Alargó la cabeza, estiró el cuerpo y buscó sus labios. El beso fue apenas un roce. La intensidad de su mirada hizo el resto antes de decirle:

—No.

—Cuando te dije que te quería...

—Yo también me he enamorado, Rogelio —susurró con ternura—. Pero hacer planes para el futuro hoy en día... no sirve de nada. No quiero pensar en el mañana. Sé lo que quiero, eso sí. Y quiero que sepas que soy de las que se entrega al máximo, al cien por cien, en todo, y más en algo tan fuerte como esto. Pregúntate tú si es un juego.

—Te juro...

—No jures —lo detuvo—. Sólo mírame.

—Ven.

—Mírame.

La obedeció. Intentó no poner cara de bobo, ni parecer un tonto enamorado, pero comprendió que eso era lo más difícil. Lo que sentía por ella era tan grande y tan fuerte que le desbordaba el ánimo. Beatriz quizá fuese la peor droga del mundo. La única que iba directa al corazón.

—Espera, no te muevas —le pidió de pronto ella quitándose de encima de él.

—¿Adónde vas?

—¡No te muevas!

Volvió a salir de la habitación, a la carrera, recortando de nuevo su silueta en el contraluz de la puerta. Esta vez tardó aún menos en regresar. Llevaba su cámara digital.

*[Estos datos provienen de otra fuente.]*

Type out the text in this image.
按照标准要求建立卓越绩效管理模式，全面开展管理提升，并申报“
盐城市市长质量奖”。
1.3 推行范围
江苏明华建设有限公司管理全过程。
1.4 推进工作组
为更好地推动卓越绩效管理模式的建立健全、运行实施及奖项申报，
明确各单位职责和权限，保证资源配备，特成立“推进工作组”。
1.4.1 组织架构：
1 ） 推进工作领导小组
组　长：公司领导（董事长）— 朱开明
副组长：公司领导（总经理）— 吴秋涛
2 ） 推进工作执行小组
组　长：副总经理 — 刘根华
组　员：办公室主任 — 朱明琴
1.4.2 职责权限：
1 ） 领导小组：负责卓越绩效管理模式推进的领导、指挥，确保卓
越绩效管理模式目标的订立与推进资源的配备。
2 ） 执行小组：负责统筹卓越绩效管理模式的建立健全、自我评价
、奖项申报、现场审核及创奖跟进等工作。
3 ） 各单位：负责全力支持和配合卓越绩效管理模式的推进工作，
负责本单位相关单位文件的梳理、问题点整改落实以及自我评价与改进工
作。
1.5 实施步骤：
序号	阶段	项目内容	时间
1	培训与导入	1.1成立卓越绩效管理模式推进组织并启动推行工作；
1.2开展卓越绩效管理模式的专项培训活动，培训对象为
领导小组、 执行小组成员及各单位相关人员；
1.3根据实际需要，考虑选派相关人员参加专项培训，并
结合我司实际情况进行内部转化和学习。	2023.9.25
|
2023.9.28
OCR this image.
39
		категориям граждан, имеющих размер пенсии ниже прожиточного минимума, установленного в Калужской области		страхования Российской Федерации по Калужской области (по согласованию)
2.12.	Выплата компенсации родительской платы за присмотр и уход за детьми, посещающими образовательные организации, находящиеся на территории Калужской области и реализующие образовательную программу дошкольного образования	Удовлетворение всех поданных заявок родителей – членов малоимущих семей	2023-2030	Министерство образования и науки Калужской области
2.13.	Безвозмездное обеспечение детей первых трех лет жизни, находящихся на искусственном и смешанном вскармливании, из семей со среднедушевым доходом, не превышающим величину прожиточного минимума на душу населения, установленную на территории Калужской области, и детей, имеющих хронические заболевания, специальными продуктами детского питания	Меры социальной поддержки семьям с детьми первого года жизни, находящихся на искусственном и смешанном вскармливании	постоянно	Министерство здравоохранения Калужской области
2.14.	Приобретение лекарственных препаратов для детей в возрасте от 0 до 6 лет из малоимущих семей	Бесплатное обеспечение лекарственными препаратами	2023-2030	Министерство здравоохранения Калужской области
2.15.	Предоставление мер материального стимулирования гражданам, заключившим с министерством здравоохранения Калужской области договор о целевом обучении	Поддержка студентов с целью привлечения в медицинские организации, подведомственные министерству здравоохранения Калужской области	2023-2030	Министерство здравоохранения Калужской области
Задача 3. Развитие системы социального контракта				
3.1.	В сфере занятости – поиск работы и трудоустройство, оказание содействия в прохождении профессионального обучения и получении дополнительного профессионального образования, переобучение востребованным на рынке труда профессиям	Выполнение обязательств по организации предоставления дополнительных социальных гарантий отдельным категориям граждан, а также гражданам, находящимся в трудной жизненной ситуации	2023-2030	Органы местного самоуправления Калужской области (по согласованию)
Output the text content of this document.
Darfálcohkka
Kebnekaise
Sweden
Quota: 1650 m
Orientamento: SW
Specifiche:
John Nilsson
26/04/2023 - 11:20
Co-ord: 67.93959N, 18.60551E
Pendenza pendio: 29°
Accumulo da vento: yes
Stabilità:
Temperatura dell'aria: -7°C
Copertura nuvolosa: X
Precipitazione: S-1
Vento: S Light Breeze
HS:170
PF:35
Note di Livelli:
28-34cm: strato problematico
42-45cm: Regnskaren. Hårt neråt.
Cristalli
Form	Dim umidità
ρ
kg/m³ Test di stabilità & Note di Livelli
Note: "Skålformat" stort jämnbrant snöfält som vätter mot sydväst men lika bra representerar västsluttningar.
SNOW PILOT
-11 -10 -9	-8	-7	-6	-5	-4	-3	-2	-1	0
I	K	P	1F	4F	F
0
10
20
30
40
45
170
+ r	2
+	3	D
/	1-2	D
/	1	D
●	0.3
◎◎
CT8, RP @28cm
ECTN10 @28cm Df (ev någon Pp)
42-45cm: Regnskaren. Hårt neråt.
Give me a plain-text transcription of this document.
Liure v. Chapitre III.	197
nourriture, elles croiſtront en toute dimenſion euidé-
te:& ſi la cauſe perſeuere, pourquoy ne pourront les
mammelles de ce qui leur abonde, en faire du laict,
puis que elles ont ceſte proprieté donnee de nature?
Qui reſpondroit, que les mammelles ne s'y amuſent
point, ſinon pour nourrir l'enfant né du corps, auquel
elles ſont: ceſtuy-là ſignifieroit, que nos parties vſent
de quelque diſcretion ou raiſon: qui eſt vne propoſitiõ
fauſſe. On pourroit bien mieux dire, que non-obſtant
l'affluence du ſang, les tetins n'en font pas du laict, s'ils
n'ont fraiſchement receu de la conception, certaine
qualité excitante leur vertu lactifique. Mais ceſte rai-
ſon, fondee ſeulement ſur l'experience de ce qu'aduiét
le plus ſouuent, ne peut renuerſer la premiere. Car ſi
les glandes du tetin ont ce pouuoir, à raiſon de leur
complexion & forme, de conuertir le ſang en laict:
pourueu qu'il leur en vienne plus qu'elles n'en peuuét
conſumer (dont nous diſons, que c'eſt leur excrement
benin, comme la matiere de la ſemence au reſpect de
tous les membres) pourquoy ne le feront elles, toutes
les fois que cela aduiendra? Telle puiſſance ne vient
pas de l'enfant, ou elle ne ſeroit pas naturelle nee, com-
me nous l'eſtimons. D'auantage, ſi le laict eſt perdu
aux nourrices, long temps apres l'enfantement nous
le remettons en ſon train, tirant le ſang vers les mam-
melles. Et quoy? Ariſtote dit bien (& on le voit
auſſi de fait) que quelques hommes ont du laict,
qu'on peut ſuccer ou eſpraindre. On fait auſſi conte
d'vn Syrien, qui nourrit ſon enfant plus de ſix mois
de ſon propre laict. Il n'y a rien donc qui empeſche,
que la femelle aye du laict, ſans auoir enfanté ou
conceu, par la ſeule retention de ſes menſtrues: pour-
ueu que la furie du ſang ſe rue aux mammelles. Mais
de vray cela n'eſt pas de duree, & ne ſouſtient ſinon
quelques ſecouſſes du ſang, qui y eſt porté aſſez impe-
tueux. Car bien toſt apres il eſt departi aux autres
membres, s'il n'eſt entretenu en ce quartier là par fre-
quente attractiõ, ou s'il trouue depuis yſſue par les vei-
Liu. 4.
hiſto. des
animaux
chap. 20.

—Pero ¿qué...? —intentó protestar él.

—¡Sssh...!

Se volvió a tender encima de él, de lado, como antes, con la barbilla apoyada en su pecho, y preparó su cámara.

—Pon esa cara.

—¿Qué cara?

—La cara con la que me mirabas hace un momento.

—No sé qué cara tenía.

—Vuelve a mirarme.

Disparó una, dos, tres fotos. Luego se colocó a su lado, con la cabeza pegada a la suya, estiró el brazo al máximo e hizo otras dos desde las alturas. Cuando lo bajó, puso la cámara en posición para ver las imágenes y se las mostró.

—¿Qué tal? —dudó Rogelio.

—Tú, muy guapo, y nosotros..., hermosos, ¿no crees?

Contempló la última fotografía, sus rostros unidos mejilla contra mejilla, su media sonrisa de duda contrastando con la abierta y diáfana de ella.

Hermosos.

Entonces Beatriz se levantó y quedó de pie sobre la cama, con las piernas abiertas una a cada lado de él.

 

 

Lo enfocó.

—¿Qué haces? —vaciló Rogelio.

—Quiero recordarte así.

—¿Desnudo?

—Sí.

—¡No! —Se tapó con las manos.

—¿Por qué no? —se extrañó Beatriz.

—No me sentiría cómodo.

—No seas crío. Aparta las manos, venga.